You Only Live Twice opens with an American shuttlecraft being abducted by an unidentified spacecraft. The Americans blame the Russians, but the UK intervenes (because it apparently has the authority to do so?). The spacecraft landed in Japan; luckily, James Bond is already in Asia, and, after faking his own death, he is dispatched to Japan. There, he works closely with Tiger Tanaka, the head of the Japanese Secret Service, and his beautiful assistant, Aki. Their investigation leads them to Osato Chemicals, including their president, Mr. Osato, and his beautiful assistant, Helga Brandt. But the real danger here is, of course, the evil SPECTRE, headed by the mysterious Blofeld…

After the heights of Thunderball, You Only Live Twice disappoints. The pacing issues of the earlier films rear their heads again, and they have a surprising source—Roald Dahl, a close friend of Ian Fleming’s (it figures), wrote the screenplay, despite never having completed a screenplay before. And new Bond director Lewis Gilbert shot the script with little to no changes. In a 1991 issue of Starlog, Dahl said that “[w]hat I admired so much about Lewis Gilbert was that he just took the screenplay and shot it. That’s the way to direct: You either trust your writer or you don’t.” While I admire that, and there are plenty of screenwriters whose work can just be translated to the screen as is and be fine or even amazing, it’s the art of collaboration that gives films their bite. Han Solo’s famous “I know” in response to Leia’s declaration of love was developed on set. The film only picks up about halfway through, when we finally discover that SPECTRE is behind everything.

And then there’s the fact that this film is essentially James Bond Does Japan. The first four films had their issues, certainly (Thunderball, I’m looking at you—well, I’m looking at all of you, let’s be honest), but this is a film that introduces the hero bedding a Chinese woman and asking her why Chinese women taste different than other women. To be honest, it’s not as bad as it could be, and I was definitely bracing for the worst—we see modern Tokyo, but the last third of the film takes place in a remote fishing village. But then we also have the film explicitly telling us that men come first in Japan, and then it tries to convince us that Bond can pass as Japanese with some eye make-up, a wig, and a Japanese wife. (Fifty years on, and we’ve got Hollywood trying to tell us the same thing in Cloud Atlas. Whitewashing: go die in a fire, okay?) and two women die as a consequence of bedding Bond. In fact, this film gives us women who sleep with Bond for seemingly no reason. On the one hand, bully for them, sleeping with someone simply because they want to—on the other hand, I think Dahl and company didn’t have their agency in mind at all while writing. Plus, Connery was already over the character and worried about Bond’s effect on his career, so he makes only a half-hearted attempt here. And on top of it all? The theme song isn’t that amazing. It must be said, however, the hook is so good that Robbie Williams built his song “Millennium” around it.

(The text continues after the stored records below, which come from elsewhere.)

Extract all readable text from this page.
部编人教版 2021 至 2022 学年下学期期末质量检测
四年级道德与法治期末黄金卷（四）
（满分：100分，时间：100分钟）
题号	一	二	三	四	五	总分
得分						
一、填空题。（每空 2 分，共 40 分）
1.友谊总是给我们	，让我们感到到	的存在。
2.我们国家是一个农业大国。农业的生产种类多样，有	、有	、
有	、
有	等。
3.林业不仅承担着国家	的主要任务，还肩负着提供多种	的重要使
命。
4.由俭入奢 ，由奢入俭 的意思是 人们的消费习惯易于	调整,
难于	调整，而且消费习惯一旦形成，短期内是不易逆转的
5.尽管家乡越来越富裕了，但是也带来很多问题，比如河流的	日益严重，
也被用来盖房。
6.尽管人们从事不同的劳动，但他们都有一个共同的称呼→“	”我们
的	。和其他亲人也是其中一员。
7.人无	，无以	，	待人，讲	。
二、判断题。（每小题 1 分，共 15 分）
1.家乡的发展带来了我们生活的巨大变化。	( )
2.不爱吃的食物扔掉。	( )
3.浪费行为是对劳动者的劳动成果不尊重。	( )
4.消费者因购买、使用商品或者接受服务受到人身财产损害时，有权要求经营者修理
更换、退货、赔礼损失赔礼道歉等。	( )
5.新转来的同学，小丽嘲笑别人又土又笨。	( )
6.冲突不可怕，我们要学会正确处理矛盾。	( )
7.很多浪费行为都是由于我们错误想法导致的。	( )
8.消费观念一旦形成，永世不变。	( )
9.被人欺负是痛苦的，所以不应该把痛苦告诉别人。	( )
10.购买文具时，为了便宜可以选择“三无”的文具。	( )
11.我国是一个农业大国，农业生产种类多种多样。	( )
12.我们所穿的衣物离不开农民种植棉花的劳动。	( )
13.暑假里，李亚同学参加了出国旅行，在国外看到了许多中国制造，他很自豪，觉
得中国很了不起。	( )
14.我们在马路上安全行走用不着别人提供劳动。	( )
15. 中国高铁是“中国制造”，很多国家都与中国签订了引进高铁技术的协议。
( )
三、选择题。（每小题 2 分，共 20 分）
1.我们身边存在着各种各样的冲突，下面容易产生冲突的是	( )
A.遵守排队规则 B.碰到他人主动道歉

So what’s left? Well, Aki, Tiger Tanaka’s assistant, is nicely manic, teasing Bond and driving like a maniac. And Tiger Tanaka is fantastic. This is a man whose first line is “The one thing my honourable mother taught me long ago was never to get into a car with a strange girl. But you, I’m afraid, will get into anything. With any girl.” Tetsuro Tamba (on top of being quite handsome) gives Tiger a light but intense air, which works well in comedic scenes and in dramatic ones. And this is the first film where we see Blofeld, who had previously been only a deep-voiced white cat. Donald Pleasence’s quiet, subtle Blofeld only appeared in this film, but he owned the character so much so that Austin Powers’ Dr. Evil is based almost entirely on him. He’s quite good, and the make-up job still looks great, but that’s not enough to make You Only Live Twice really worth it.

Bottom line: After the triumph of Thunderball, You Only Live Twice feels like it’s sleepwalking, despite the best efforts of Tetsuro Tamba’s awesome Tiger Tanaka and Donald Pleasence’s Blofeld. For completionists only.